Saturday 25 July 2020

Overround / Over-round

The editor of this blog likes to eschew obfuscation and espouse elucidation, and a couple of issues about "over-round" have been annoying me.

First of all, should the word be "overround" or "over-round"?  Search the web, and both spellings can be found.

Not the biggest of concerns, but without the hyphen, Blogger underlines it in red although MS Word has no problem with it. Since I have an aversion to anything red, my preference is to use "over-round". 

But the bigger issue is how to use the term accurately. 

I have seen some sources refer to an over-round of, say 103%, while other sources use 3% or 1.03. 

Logically, using the 3% / 103% as an example, the bookmakers' round is 103%, while the OVER-round is the 3%, since a 100% round would be a fair book.

My bible for all, or at least many, things betting related is Leighton Vaughan Williams' Information Efficiency in Financial and Betting Markets and here the spelling is "over-round" but the use is:

Over-round = 1.03
Dominic Cortis' 2015 study Expected Values and Variances in Bookmaker Payouts : A Theoretical Approach Towards Setting Limits on Odds published in The Journal of Prediction Markets uses "over-round" as an alternative to "bookmaker margin" or "vig". 
... adds up to more than 100%, and the difference to 100% is generally described as the bookmaker margin (Cain, Law, & Peel, 2003; Peel & Thomas, 1992; Štrumbelj, 2014). Other similar terms include the over-round (Zafiris, 2014) and the vig (Peel & Thomas, 1992). The sum of the inverse of probabilities are equal to 1.05121%. The bookmaker margin in this case is 5.121%.
The Mathematics of bookmaking page in Wikipedia doesn't hyphenate the word but does say that it is the "amount by which the actual book exceeds 100%, e.g. 3%:
The amount by which the actual 'book' exceeds 100% is known as the 'overround', 'bookmaker margin' or the 'vigorish' or 'vig'.
Unfortunately, this article then contradicts itself by saying:
which gives an overround of 107.36%.
Incidentally, further definitions of vigorish include juice, under-juice, the cut, the take, the margin or the house edge!

I reached out to the esteemed Joseph Buchdahl for his opinion on the matter but he must have weightier issues going on right now as he rather dismissively replied:
Well, no, it really doesn't matter that much so long as every one understands the meaning intended.

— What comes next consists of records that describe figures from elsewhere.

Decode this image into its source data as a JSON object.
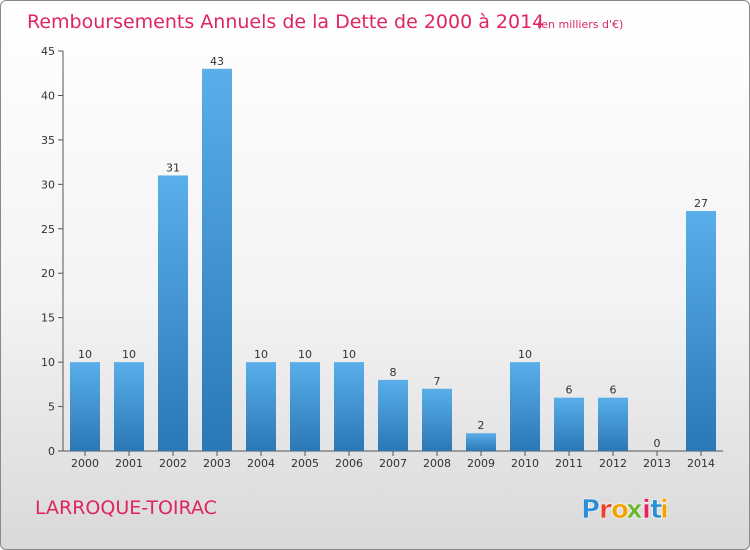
{
  "header": {
    "title": "Remboursements Annuels de la Dette de 2000 à 2014",
    "unit": "(en milliers d'€)"
  },
  "commune": "LARROQUE-TOIRAC",
  "brand": {
    "letters": [
      "P",
      "r",
      "o",
      "x",
      "i",
      "t",
      "i"
    ],
    "colors": [
      "#2c8fd6",
      "#e8442e",
      "#f2a300",
      "#6cb52d",
      "#e0245e",
      "#2c8fd6",
      "#f2a300"
    ]
  },
  "colors": {
    "bar_light": "#5aaeea",
    "bar_dark": "#2a78b6",
    "accent": "#e0245e"
  },
  "chart_data": {
    "type": "bar",
    "title": "Remboursements Annuels de la Dette de 2000 à 2014",
    "subtitle": "(en milliers d'€)",
    "categories": [
      "2000",
      "2001",
      "2002",
      "2003",
      "2004",
      "2005",
      "2006",
      "2007",
      "2008",
      "2009",
      "2010",
      "2011",
      "2012",
      "2013",
      "2014"
    ],
    "values": [
      10,
      10,
      31,
      43,
      10,
      10,
      10,
      8,
      7,
      2,
      10,
      6,
      6,
      0,
      27
    ],
    "ylim": [
      0,
      45
    ],
    "yticks": [
      0,
      5,
      10,
      15,
      20,
      25,
      30,
      35,
      40,
      45
    ],
    "grid": false,
    "legend": "none"
  }
}
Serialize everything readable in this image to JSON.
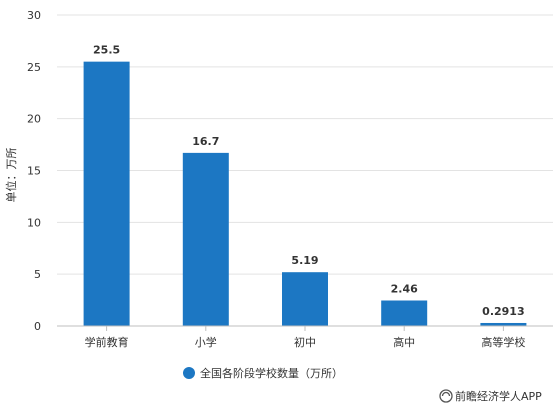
{
  "chart_data": {
    "type": "bar",
    "categories": [
      "学前教育",
      "小学",
      "初中",
      "高中",
      "高等学校"
    ],
    "series": [
      {
        "name": "全国各阶段学校数量（万所）",
        "values": [
          25.5,
          16.7,
          5.19,
          2.46,
          0.2913
        ],
        "color": "#1c77c3"
      }
    ],
    "data_labels": [
      "25.5",
      "16.7",
      "5.19",
      "2.46",
      "0.2913"
    ],
    "ylabel": "单位：万所",
    "ylim": [
      0,
      30
    ],
    "yticks": [
      0,
      5,
      10,
      15,
      20,
      25,
      30
    ],
    "grid": true,
    "legend_position": "bottom"
  },
  "source": {
    "text": "前瞻经济学人APP",
    "icon": "qianzhan-logo-icon"
  }
}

Regarding ROI, I had no idea there was a similar problem with it, as I have always used it as defined financially:
Betting Wolf explained that:
Problem with ROI is the same issue essentially... some people quoting 103% meaning 3% profit. Where as some would say 103% as in £100 spent and £203 returned.
Claiming an ROI of 103% in the above example would be rather misleading. I find it bad enough that some people don't include the stakes on their voided or pushed bets, but that's another story.